Although a complete review of duty-to-accommodate jurisprudence is beyond the scope of this space, it is interesting to note that many of the prominent "accommodation" cases over the years have arisen in the context of Quebec labour law – an historical fact that was noted by the Justice Abella in writing for the Supreme Court in Caron as set out below – and as such it seems a somewhat strange approach for the Commission to take:
The duty to reasonably accommodate disabled employees is a fundamental tenet of Canadian and, more particularly, Quebec labour law.
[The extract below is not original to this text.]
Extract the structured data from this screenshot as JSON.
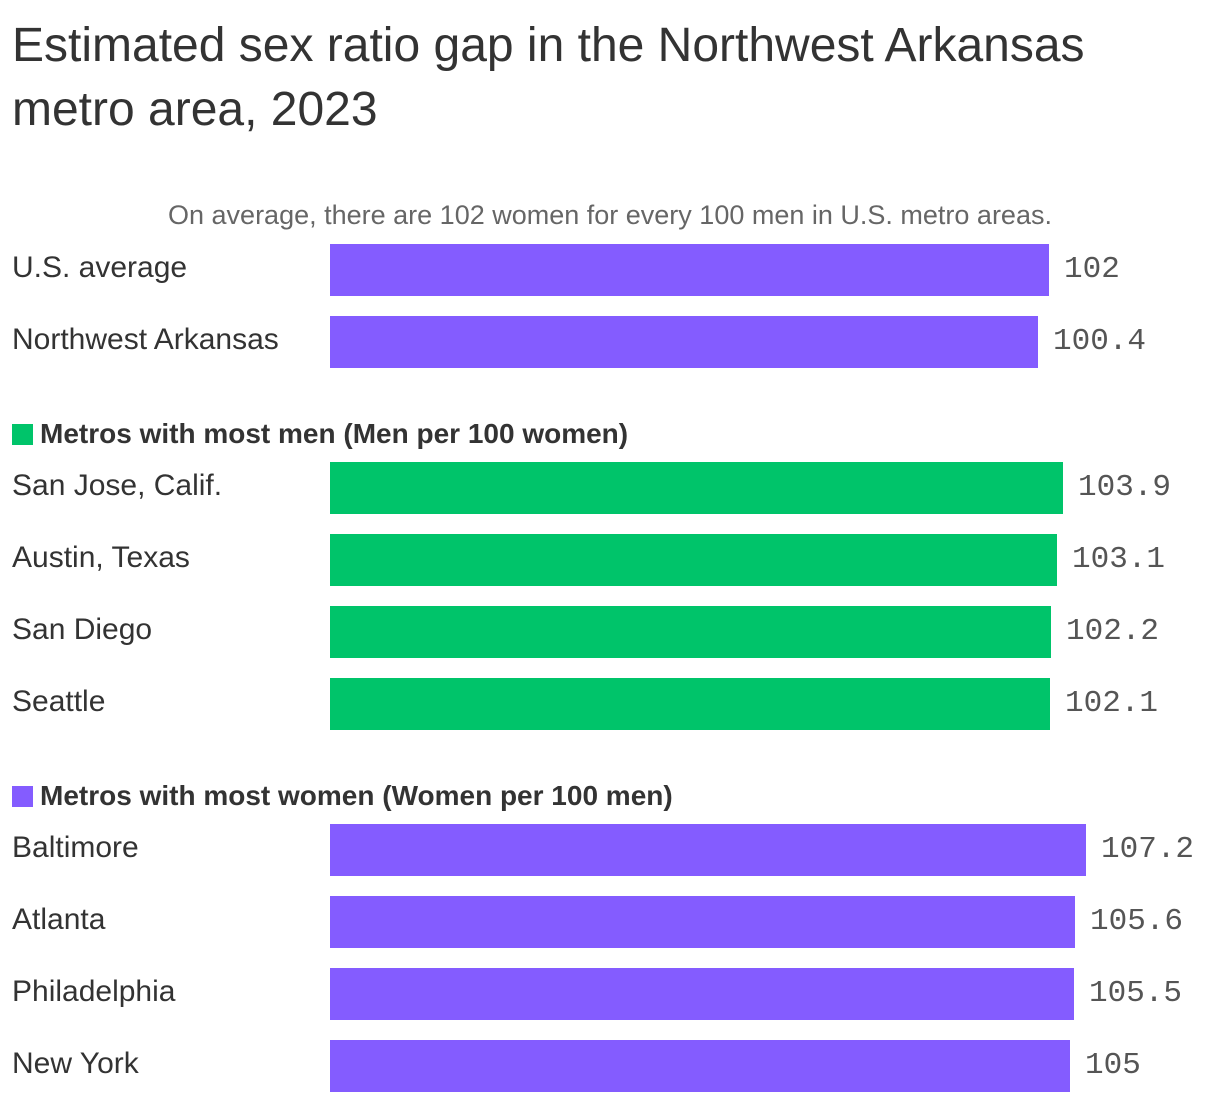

The goal of the duty to accommodate in the employment context was summarized by Deschamps J. as being "to ensure that an employee who is able to work can do so. . . . The purpose of the duty to accommodate is to ensure that persons who are otherwise fit to work are not unfairly excluded where working conditions can be adjusted without undue hardship"
In any event, it was not difficult for the Supreme Court to affirm the Quebec Court of Appeal's decision in Caron and send the case back for a proper consideration by the Administrative Labour Tribunal (the CLP's institutional successor) as to whether or not M. Caron had been, or could be, properly accommodated by the employer.
In our view, this is the proper result, and illustrates why we always caution employers that, no matter the involvement and outcome of any other process – including workers' compensation or third-party insurance claims adjudication – the employer's duty to accommodate is a separate and distinct obligation that must be considered in every instance.